The international technology giants like Google, Amazon and Facebook are much more open for their AI research. The main reason for this is their need for top talent, including the best AI researchers in academia. However, these people often only accept a job if they can continue to publish their work, which leads to greater openness to their research on AI. On the other hand, a secret is kept about AI in the security sector. Numerous cybersecurity companies claim to work with AI when they use the multiplication tables of statistics in reality.
These companies are trying to make it appear that they are using a secret algorithm behind closed doors. They’re praying to distract from what’s behind the scenes. There is also a degree of obfuscation and even condescension. Many security companies claim to use AI and machine learning, but when asked about the basics, one often hears answers like: “You wouldn’t and that. Just trust us. It’s tooIt’splex to explain. We can’t do that because our competitors would then copy us. This defensive stance not only damages the credibility of the security industry as a whole; it also makes real AI innovators suffer from the vortex created by these dubious actors.
When cybersecurity firms shy away from disclosing details about their AI technology, it becomes more difficult to distinguish genuine innovations from empty marketing promises. To make real progress in using AI to solve cybersecurity problems, like spotting stealth attacks on networks or lousy code in software supply chains, cybersecurity AI innovators need to embrace the openness and scientific culture of the general AI community.
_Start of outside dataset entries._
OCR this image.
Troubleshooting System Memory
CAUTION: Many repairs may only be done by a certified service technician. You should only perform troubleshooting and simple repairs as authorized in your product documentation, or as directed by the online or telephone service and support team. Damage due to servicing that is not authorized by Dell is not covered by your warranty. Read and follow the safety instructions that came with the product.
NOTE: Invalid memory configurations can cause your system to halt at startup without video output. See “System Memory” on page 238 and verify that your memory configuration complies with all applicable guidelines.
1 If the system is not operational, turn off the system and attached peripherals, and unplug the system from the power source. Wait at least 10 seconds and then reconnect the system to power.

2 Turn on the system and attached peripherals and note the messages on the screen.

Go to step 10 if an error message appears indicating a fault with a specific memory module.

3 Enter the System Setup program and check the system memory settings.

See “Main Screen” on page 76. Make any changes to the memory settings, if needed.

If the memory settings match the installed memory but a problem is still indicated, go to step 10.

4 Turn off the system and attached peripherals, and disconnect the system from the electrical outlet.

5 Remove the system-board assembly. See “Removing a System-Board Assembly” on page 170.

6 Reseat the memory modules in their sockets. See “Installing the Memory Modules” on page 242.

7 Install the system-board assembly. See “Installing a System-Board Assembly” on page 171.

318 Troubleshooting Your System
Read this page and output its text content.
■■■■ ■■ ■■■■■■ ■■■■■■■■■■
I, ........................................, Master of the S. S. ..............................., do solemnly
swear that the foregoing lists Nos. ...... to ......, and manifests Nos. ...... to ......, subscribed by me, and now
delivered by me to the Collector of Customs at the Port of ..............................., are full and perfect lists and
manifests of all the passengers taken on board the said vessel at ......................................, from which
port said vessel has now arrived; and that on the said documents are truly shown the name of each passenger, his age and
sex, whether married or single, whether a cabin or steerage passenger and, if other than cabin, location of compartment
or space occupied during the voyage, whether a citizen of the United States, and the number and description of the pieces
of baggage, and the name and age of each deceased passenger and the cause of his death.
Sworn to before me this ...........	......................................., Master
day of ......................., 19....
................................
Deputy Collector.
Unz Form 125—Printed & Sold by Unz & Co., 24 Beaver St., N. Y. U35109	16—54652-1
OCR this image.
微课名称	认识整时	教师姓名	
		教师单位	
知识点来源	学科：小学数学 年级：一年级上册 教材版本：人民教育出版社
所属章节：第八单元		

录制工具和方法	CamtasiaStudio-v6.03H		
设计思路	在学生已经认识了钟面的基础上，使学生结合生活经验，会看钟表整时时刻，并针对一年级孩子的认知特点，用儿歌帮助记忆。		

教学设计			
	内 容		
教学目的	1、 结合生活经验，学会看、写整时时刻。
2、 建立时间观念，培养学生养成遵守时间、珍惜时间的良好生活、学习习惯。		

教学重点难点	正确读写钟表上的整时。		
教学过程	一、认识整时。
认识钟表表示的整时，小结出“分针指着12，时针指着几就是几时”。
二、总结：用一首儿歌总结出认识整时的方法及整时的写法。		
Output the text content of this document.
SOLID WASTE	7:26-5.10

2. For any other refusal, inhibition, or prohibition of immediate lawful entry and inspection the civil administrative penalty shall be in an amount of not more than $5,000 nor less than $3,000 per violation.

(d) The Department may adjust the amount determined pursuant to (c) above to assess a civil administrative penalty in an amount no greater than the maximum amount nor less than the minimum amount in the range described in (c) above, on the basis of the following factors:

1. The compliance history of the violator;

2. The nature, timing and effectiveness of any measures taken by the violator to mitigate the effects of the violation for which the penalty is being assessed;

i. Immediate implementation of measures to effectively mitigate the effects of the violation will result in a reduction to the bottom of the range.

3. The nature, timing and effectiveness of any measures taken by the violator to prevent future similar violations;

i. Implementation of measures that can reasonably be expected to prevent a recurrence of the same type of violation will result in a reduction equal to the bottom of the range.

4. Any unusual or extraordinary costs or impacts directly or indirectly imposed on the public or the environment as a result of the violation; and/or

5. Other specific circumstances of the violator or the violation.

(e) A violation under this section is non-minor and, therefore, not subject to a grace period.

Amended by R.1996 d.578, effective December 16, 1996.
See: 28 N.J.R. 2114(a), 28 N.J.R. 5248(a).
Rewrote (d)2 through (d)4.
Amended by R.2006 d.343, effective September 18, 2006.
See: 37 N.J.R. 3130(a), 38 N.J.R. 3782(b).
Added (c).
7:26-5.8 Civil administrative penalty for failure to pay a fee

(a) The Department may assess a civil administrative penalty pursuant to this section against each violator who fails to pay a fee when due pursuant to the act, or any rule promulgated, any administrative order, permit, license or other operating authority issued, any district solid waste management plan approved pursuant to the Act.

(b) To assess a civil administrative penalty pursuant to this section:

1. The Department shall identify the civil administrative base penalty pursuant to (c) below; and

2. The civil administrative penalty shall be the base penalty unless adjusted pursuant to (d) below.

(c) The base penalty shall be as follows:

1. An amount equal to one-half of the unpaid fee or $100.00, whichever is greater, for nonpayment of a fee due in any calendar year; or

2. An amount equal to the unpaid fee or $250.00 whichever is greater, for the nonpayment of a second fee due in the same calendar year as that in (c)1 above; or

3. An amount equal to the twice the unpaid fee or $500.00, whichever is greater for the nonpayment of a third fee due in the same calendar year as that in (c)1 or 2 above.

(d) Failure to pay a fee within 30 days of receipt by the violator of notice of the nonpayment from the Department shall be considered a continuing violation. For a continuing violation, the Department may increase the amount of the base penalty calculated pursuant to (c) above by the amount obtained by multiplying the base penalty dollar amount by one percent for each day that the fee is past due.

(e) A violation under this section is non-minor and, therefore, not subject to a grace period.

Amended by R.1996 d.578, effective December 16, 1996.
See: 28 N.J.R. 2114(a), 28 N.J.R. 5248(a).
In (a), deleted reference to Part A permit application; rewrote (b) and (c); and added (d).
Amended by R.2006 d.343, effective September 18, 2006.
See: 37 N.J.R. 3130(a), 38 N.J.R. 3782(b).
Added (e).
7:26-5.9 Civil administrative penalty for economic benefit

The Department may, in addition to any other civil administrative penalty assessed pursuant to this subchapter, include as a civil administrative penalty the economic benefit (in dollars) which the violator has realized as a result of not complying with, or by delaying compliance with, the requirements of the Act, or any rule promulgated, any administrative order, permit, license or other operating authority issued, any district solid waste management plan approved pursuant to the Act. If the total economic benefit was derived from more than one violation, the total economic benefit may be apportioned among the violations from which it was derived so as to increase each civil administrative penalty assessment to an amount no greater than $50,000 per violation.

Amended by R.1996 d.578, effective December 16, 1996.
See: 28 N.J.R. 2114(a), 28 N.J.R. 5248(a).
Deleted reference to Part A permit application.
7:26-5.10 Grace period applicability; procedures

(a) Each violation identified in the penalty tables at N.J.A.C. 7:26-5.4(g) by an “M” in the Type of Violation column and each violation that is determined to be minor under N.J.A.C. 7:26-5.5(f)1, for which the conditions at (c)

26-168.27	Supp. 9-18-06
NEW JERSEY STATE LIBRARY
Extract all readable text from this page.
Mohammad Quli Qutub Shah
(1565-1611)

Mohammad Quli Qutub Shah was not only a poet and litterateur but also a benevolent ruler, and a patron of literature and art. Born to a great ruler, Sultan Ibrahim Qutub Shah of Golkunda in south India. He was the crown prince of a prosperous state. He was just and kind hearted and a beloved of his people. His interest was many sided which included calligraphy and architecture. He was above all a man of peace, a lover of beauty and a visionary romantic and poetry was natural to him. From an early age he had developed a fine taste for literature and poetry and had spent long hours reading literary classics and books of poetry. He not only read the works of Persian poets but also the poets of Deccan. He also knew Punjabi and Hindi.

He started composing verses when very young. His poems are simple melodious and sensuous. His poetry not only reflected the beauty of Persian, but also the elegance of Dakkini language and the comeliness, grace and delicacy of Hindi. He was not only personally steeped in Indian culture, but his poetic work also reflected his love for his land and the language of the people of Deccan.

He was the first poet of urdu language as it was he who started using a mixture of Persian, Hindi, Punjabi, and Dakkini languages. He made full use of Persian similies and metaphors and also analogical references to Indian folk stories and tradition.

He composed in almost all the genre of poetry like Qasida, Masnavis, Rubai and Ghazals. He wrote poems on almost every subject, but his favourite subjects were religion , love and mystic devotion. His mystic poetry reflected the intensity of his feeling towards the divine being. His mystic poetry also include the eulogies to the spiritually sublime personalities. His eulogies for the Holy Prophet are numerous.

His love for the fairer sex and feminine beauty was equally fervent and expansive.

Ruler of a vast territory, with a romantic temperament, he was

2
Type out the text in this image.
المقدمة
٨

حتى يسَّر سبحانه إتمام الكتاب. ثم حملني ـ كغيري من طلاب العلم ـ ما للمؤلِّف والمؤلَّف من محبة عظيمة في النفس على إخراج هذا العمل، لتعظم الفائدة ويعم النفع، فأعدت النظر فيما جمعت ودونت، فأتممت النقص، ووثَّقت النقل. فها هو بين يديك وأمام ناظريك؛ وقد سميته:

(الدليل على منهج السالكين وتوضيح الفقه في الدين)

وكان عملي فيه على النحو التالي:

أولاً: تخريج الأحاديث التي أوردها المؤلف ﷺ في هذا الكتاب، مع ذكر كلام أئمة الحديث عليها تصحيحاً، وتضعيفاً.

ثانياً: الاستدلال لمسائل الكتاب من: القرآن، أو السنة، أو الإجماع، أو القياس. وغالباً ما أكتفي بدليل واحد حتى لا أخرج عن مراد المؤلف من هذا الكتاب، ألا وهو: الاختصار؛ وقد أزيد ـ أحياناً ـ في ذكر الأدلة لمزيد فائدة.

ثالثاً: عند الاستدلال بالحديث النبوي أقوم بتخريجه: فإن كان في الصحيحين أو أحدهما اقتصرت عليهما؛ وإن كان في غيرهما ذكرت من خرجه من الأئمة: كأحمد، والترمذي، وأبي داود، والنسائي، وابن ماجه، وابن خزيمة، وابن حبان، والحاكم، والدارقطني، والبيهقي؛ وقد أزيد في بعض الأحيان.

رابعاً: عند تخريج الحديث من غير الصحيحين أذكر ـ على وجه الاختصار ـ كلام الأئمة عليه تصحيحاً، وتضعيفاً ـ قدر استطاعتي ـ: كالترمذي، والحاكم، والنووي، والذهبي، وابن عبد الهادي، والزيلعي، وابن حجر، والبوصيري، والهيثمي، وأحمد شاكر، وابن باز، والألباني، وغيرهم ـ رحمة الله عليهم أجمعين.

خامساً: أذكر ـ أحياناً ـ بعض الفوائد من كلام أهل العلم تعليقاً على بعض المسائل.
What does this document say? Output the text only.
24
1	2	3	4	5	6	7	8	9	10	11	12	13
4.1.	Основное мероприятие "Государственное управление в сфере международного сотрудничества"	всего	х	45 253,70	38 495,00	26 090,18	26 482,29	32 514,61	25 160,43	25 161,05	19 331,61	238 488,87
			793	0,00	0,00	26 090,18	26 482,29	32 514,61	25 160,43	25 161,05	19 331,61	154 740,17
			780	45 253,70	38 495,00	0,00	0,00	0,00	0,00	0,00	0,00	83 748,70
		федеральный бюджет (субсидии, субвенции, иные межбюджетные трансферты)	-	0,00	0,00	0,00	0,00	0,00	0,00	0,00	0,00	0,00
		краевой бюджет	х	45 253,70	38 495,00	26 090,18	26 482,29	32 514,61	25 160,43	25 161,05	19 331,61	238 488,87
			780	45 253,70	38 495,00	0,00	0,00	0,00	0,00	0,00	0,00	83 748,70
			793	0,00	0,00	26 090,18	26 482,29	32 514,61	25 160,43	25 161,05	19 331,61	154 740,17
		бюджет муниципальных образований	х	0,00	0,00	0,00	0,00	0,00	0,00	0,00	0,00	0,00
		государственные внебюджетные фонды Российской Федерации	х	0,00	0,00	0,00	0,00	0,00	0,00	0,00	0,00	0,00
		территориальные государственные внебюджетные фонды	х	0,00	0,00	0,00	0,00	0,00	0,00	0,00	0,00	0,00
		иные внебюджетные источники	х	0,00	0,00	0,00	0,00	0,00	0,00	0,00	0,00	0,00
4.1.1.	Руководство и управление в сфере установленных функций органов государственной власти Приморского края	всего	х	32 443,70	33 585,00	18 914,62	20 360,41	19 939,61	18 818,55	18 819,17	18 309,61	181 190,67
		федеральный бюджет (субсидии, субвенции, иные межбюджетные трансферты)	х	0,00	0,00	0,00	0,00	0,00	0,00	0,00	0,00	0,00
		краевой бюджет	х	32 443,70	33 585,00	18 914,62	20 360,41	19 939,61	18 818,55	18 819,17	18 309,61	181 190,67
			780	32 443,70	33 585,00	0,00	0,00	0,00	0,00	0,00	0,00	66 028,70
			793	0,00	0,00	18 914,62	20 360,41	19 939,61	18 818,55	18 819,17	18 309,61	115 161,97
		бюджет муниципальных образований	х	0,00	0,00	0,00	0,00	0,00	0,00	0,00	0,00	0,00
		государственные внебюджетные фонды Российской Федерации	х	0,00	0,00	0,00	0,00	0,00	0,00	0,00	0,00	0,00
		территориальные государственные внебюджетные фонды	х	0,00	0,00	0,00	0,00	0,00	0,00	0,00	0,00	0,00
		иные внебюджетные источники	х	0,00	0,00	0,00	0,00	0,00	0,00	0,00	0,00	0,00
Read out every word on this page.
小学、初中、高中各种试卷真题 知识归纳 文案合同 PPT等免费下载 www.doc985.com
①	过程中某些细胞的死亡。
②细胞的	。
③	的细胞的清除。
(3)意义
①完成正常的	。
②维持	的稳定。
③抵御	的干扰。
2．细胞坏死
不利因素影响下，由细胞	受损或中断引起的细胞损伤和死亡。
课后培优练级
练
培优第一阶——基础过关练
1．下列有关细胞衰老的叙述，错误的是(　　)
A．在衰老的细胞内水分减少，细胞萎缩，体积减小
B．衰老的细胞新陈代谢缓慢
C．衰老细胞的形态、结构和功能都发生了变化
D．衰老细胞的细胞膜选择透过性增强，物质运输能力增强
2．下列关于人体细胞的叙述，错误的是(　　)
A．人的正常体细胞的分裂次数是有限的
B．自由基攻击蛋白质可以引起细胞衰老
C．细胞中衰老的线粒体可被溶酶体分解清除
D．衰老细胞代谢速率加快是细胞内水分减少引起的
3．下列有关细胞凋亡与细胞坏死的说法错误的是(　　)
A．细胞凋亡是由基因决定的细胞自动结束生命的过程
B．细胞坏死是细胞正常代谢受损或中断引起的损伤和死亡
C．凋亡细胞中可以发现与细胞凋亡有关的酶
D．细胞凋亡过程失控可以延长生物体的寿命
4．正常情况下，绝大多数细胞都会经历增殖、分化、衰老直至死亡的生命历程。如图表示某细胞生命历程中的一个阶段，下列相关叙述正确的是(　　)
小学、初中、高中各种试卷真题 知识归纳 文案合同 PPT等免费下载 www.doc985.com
Cybersecurity Must Not Be A Non-Transparent Market
This narrow-minded way of thinking must come to an end. Otherwise, our industry will become an opaque market, where the lowest quality products succeed because they cost less to develop, damaging the reputation of cybersecurity in general and that of AI in cybersecurity in particular. Clever regulatory requirements could represent an option to steer the information strategy of the providers regarding their solutions and the use of AI in uniform channels.
Another option, on the other hand, would be for companies to take the proactive step of opening up. The more open the providers are, the more they will inspire other providers to follow suit and provide more specific information to buyers – this would, at the same time, create an incentive for providers to develop new methods for innovating AI applications in cybersecurity.
This is what drives Sophos and our team of Sophos data scientists. Sophos is active in the cybersecurity AI space with several initiatives to encourage the community to be more open and less hype. This also includes obligations to publish scientific articles on the AI systems used in the products, the provision of broad and high-quality benchmarks for other research groups from the private and academic sectors, and the disclosure of the sources of the technologies to the general research community.